For the latter question, some data are starting to emerge from two genome-wide structural variation studies. Korbel et al. [100
] and Kidd et al. [101
] used the paired-end-mapping (PEM) [100
] and the fosmid-based end-sequencing-pair (ESP) [101
] methods respectively, to systematically identify structural variants (SVs) in human genomes. Korbel et al. identified 1297 SVs including 853 deletions, 322 insertions and 122 inversions, and sequenced the breakpoints of 188 SV indels and 14 inversions. It is very interesting that almost all of the SVs bear signatures of either NAHR (surrounded by LCRs or repetitive sequences such as SINEs, LINEs), NHEJ or FoSTeS (microhomology at the junction), or retrotranspositions (mostly L1 elements). (Retrotransposition causes rearrangements in the genome via RNA-mediated mechanisms and is not the subject of this review.) Very few SVs do not fall into any of the three categories (Korbel, personal communications). Kidd et al. inferred mechanisms from breakpoints analysis for 227 SV indels and 34 inversions, and similarly identified evidence for NAHR, NHEJ or FoSTeS mechanisms. There are differences between the results of the two papers. The calculated ratio of NAHR-mediated events in SV indels, for example, is 14% according to Korbel et al., but much higher (39%) in Kidd et al. These differences may be due to the differences in their methodology or design; that of Kidd et al. is likely more efficient in detecting larger variations. Nevertheless, it seems that the three major rearrangement mechanisms – NAHR, NHEJ and FoSTeS – can explain the majority of the DNA rearrangements occurring in our genomes.

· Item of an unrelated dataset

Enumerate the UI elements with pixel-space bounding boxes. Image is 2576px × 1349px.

It is also of interest that the sequence analysis of both studies indicated that a portion of NAHR events utilize repetitive elements (SINEs, LINEs, LTRs), rather than LCRs as homology substrates. This finding is consistent with our previous data [75
] showing that some non-recurrent deletions of SMS patients can be mediated by NAHR between Alu
sequences. These Alu
s are from the evolutionarily youngest subfamilies Alu
S and Alu
Y, and share a high degree of homology with each other. This homology apparently fulfills the conditions for MEPS and is enough to enable occasional non-allelic homology mediated recombination between two Alu
sequences. However, the length of homology between two Alu
sequences is much shorter than that between two usual LCRs, which may explain the lower frequency of the Alu
-mediated recombination events than the LCR-mediated NAHRs.
Both PEM and ESP are based on the sequencing of small fragments (~3 kb for PEM and up to 40 kb for ESP) of the individual genomes and then comparing the distance between both ends of the fragments with the value of the reference genome. It should be noted that large duplications that can not be spanned by these small fragments might be underrepresented in the SVs identified by PEM and ESP because of the design of the methodology. Furthermore, these approaches: (i) may not readily detect complex genomic rearrangements, and (ii) the computational "filtering" accompanying the match of shotgun and short sequence reads to the reference genome may result in lack of identification of breakpoint sequences. On the other hand, this strategy is very powerful in identifying DNA sequence read information at the breakpoints of the deletion and inversion SVs. Future developments of even more sophisticated and sensitive genome-wide assay technologies will provide a more extensive overview of the structural variants in our genome and greatly facilitate the research on the mechanisms for CNV and other genomic rearrangements.